La tipología “principio masculino - femenino” no habla de dos principios distintos. No se refiere a un rol “macho” y a un rol “hembra”, diversificados y separados en las diversas culturas. Aunque el taoísmo parece distinguir entre el Yin y el Yang, un “principio masculino” y un “principio femenino”, incluso considera que Yin es receptivo y Yang es expresivo; en realidad, esta apariencia de separación como dos cosas diferentes, solo es el resultado de nuestra percepción acostumbrada a interpretar aquello que percibimos de una manera dualista. En su “esencia”, el significado de Yin y Yang hace referencia a las laderas, una soleada y otra umbría, de una montaña. Y en este sentido no puede considerarse como algo separado., porque en la medida que el Sol sigue su recorrido celeste, la ladera soleada por la mañana, se convierte en la ladera ensombrecida por la tarde. Vemos como en este ejemplo “objetivo” ambos elementos se entremezclan y alternan: el Yin se convierte en Yang y el Yang se convierte en Yin. Lo que necesitamos entender es que este “principio”, como también señala el taoísmo, constituye la “primera” diferenciación de la energía que mueve el Universo. Al principio solo existía el TAO, una totalidad indiferenciada en la que, de forma potencial, se encerraban todas las cosas y desde la que se generaba y mantenía su unidad. Hoy diríamos un “Campo Fuente”. La expresión de esa potencialidad se desarrolla a través del movimiento interno de los “principioYin y Yanggeneradores” de todos los procesos y formas subsecuentes.

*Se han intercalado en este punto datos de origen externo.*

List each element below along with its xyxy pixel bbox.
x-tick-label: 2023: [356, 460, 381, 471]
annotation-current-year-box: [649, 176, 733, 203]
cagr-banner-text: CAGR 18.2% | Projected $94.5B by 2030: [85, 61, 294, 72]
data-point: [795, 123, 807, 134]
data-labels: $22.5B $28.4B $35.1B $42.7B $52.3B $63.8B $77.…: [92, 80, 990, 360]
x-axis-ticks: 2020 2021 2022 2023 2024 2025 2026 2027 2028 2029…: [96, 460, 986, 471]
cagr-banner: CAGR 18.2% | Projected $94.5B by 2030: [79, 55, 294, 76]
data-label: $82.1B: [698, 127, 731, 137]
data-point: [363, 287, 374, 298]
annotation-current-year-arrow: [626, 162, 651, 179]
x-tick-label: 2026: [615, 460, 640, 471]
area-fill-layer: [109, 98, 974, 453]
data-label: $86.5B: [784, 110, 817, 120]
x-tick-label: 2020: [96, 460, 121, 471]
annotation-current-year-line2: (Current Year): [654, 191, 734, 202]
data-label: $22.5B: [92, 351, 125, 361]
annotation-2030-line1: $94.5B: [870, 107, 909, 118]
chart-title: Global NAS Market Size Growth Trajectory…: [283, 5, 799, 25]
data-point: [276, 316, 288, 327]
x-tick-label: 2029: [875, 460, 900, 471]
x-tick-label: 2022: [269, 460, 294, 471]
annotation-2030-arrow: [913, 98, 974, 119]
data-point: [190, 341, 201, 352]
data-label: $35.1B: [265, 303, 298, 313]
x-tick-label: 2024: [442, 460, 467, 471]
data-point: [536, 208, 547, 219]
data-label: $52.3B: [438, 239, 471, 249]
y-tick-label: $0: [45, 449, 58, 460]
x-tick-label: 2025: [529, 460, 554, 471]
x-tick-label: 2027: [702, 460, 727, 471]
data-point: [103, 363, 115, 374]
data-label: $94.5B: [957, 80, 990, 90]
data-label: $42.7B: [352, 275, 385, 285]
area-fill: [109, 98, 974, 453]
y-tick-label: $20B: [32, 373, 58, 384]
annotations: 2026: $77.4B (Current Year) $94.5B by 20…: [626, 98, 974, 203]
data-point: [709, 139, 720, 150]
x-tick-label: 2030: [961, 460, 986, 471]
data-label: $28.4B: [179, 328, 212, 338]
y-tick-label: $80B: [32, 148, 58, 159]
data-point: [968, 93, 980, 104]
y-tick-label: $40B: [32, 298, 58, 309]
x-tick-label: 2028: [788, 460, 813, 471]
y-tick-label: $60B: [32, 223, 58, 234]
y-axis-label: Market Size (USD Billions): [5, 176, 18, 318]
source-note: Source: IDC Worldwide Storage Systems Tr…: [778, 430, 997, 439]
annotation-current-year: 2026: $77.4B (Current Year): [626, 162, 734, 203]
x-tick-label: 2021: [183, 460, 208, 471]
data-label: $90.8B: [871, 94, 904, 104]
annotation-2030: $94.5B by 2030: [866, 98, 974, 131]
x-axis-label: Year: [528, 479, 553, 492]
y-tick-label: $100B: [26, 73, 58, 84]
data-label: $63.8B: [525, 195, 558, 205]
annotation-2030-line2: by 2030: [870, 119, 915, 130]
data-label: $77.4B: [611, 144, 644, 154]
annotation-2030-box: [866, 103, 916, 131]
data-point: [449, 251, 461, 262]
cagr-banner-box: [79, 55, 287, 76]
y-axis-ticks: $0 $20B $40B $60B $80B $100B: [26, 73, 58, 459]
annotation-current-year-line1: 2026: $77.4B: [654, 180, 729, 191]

En la India, “Purusha (el Espíritu) y “Prakriti” (la Naturaleza), también son considerados como principio masculino (pasivo y observador) y principio femenino (activo y creador). Lo que estos sistemas filosóficos y otros, intentan transmitirnos es que la relación que existe entre las dos expresiones de este único “principio” se encuentras siempre en equilibrio y armonía. Incluso el mito griego señala que el fruto de los amores entre Marte, el dios de la Guerra, y Venus, la diosa del Amor, se llama “Armonía”. Y cuando en nuestra interioridad, en nuestro propio “campo” energético, ese equilibrio y esa armonía, en el funcionamiento de nuestra propia energía psíquica, se rompe, el “adversario interior” toma la forma masculina o femenina, incluso de ambas, y aparece para avisarnos de que algo anda mal en nosotros. Nos enfrenta, para que tomemos conciencia de este simple hecho: los dos polos de nuestra realidad energética se han desequilibrado.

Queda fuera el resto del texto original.